In his essay on the Prehistoric Civilization of the Indus Valley, which preceded the excavation reports of Mohenjodaro and Harappa in ARASI 1924-25, John Marshall declared that ‘generally speaking the buildings exposed at Harappa and Mohenjodaro and “the antiquities within them” to be similar in character, described this area of the walls as “unlike anything at Mohenjodaro. He stated:
“... there is one large edifice wholly unlike anything at the latter site [Mohenjodaro] (Plate XXV (c)) [sic, XXIV c]. What remains of it consists of two Series of solid brick walls set parallel to each other, with a broad aisle 24 feet in width running down the middle. Up to the present twenty of these walls have been exhumed, viz., fourteen to the east of the central aisle and six to the west all having a uniform length of 52 feet but varying in thickness. The stouter kind are nine feet at the base, and these are placed at regular intervals of 17 feet, so that, had it not been for the thinner walls intervening between them, it might reasonably have been inferred that they belonged to a range of long, narrow halls. As it is, these intervening walls leave sufficient space only for corridors between, the purpose of which cannot as yet he surmised” [p. 62]

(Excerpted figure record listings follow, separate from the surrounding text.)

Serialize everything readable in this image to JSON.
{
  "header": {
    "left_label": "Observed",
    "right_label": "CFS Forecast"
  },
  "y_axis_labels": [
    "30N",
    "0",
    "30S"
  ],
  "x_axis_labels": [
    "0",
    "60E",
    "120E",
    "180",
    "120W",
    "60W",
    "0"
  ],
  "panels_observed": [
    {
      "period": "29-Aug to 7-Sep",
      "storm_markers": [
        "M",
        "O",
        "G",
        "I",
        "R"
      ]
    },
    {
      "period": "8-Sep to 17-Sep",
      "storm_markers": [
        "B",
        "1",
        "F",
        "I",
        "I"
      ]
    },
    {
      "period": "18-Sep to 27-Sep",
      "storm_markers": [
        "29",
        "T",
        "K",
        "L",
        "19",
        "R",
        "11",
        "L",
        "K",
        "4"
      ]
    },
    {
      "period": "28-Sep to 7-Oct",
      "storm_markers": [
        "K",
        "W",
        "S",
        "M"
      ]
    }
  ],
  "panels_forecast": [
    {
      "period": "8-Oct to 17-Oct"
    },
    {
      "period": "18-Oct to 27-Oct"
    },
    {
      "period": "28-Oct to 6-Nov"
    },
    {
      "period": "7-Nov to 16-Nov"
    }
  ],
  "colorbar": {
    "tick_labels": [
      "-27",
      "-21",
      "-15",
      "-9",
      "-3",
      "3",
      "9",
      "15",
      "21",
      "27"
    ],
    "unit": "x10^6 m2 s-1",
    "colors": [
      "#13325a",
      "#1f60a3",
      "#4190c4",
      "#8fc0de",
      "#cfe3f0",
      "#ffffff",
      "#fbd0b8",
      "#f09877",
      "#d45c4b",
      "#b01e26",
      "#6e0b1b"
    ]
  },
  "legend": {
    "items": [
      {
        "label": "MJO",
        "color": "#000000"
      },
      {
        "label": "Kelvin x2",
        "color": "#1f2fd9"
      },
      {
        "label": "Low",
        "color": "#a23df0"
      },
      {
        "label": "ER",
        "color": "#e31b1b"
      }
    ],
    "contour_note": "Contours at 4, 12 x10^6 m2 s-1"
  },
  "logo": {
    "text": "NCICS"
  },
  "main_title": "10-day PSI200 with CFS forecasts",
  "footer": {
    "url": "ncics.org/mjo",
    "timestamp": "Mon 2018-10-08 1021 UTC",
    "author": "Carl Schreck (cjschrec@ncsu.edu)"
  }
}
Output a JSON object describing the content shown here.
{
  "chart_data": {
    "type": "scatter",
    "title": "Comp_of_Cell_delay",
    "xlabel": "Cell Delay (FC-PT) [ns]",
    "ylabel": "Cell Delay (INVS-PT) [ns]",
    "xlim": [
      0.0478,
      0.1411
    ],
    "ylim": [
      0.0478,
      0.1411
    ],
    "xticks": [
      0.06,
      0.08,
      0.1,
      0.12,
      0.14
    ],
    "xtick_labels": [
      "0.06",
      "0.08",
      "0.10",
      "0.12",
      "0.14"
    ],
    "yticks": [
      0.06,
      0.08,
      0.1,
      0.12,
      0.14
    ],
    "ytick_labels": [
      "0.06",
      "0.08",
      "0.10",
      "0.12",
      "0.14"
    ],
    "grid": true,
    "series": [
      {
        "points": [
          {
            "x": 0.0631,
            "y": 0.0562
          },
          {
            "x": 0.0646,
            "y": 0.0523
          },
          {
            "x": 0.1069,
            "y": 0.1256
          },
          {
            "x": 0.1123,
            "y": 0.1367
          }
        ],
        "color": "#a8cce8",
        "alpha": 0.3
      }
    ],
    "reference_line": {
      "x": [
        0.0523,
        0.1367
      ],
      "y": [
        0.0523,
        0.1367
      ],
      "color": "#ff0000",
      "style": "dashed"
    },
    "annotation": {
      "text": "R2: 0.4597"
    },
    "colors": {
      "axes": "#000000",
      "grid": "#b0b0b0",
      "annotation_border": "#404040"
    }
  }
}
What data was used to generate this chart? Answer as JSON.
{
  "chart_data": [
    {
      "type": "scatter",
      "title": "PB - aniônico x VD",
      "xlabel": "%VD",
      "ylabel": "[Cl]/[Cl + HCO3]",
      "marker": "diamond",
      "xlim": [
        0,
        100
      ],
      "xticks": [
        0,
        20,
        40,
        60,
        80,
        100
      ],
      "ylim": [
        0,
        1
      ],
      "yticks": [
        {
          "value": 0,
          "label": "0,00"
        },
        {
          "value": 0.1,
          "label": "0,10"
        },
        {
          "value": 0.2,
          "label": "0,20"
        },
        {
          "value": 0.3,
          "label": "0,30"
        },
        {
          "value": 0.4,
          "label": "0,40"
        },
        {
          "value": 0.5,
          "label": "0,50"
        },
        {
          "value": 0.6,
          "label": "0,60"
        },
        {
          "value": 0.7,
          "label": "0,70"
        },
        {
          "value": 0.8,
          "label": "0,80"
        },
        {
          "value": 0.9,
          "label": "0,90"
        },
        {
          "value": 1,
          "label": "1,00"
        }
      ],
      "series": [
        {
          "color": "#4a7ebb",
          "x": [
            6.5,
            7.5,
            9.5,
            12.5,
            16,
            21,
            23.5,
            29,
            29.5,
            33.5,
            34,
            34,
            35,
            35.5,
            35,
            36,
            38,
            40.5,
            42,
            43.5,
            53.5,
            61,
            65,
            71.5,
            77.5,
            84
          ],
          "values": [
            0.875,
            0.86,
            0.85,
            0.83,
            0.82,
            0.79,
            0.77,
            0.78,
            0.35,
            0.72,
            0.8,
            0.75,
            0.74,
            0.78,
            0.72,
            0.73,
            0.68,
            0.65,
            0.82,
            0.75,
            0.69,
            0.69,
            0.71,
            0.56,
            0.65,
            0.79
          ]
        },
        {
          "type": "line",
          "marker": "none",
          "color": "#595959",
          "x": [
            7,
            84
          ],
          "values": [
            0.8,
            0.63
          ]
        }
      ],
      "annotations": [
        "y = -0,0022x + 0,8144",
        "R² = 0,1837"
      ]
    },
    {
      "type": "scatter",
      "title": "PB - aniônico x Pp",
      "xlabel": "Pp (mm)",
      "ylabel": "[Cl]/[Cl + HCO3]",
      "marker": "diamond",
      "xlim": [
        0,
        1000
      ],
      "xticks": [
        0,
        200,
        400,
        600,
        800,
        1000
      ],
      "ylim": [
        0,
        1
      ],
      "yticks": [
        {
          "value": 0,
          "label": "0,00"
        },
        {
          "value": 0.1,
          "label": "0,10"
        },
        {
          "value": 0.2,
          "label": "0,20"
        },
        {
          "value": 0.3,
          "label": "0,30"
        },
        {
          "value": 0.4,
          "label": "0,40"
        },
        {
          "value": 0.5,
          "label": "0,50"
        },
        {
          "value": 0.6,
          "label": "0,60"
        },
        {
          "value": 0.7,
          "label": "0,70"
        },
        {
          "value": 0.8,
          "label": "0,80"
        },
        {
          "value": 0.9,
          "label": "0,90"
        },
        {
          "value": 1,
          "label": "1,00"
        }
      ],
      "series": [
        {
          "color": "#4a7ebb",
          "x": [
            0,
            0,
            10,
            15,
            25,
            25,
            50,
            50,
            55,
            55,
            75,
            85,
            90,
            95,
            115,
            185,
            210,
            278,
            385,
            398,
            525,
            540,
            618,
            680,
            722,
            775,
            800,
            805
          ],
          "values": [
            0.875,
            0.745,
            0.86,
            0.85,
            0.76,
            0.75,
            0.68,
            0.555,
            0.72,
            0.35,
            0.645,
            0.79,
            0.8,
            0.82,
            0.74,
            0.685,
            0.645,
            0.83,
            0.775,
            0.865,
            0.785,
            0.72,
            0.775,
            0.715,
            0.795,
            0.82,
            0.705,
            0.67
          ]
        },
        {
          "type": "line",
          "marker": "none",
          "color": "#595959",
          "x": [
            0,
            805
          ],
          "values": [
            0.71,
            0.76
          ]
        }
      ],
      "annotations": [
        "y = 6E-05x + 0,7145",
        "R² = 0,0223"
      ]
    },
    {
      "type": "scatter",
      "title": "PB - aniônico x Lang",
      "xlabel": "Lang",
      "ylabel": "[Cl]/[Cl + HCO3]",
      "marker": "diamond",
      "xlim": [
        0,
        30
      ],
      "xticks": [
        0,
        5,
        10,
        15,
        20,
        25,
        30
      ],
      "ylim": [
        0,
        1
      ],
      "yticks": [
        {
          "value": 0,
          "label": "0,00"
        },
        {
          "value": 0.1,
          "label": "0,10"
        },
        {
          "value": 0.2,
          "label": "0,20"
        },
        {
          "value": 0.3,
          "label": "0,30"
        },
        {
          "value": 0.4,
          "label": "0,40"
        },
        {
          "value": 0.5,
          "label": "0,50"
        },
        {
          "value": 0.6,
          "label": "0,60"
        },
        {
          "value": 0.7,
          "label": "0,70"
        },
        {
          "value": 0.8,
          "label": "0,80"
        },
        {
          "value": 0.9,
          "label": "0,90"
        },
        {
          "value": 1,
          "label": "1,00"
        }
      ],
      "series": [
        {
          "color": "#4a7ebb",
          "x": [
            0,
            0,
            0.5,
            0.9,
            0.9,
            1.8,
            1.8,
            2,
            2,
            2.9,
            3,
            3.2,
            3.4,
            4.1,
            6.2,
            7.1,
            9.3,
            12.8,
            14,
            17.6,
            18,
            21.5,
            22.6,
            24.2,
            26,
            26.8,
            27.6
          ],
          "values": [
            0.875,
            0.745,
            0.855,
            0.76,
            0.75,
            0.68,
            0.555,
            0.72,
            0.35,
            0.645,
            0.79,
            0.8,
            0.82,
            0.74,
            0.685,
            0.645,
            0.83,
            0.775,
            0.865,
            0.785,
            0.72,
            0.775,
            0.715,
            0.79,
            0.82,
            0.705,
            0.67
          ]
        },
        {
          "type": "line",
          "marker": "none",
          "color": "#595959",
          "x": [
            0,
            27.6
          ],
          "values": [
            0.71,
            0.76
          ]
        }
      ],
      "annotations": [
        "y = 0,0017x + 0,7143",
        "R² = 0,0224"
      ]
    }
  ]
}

- John H. Marshall, ‘The Prehistoric Civilization of the Indus Civilization, ARASI 1924-1925, pp. 60-3.
For Vats’s description of the area in his Excavations at Harappa (1940), see Parallel Walls.
NOTES:
1. Marshall’s usage of the word edifice for the area. Because he subsequently inferred the area as a Great Granary, which can be noted from Vats’s footnote to the introduction of Excavations at Harappa (1940).
2. Photographs Parallel Walls, Parallel Walls, Block of Parallel Walls 2, Block of Parallel Walls 3 and Block of Parallel Walls 4 possibly shows the area block by block. Parallel Walls was published, and is an overall view.
3. Photos Block of Parallel Walls, Block of Parallel Walls and Harappa Walls are of the area of Parallel Walls before deep digging.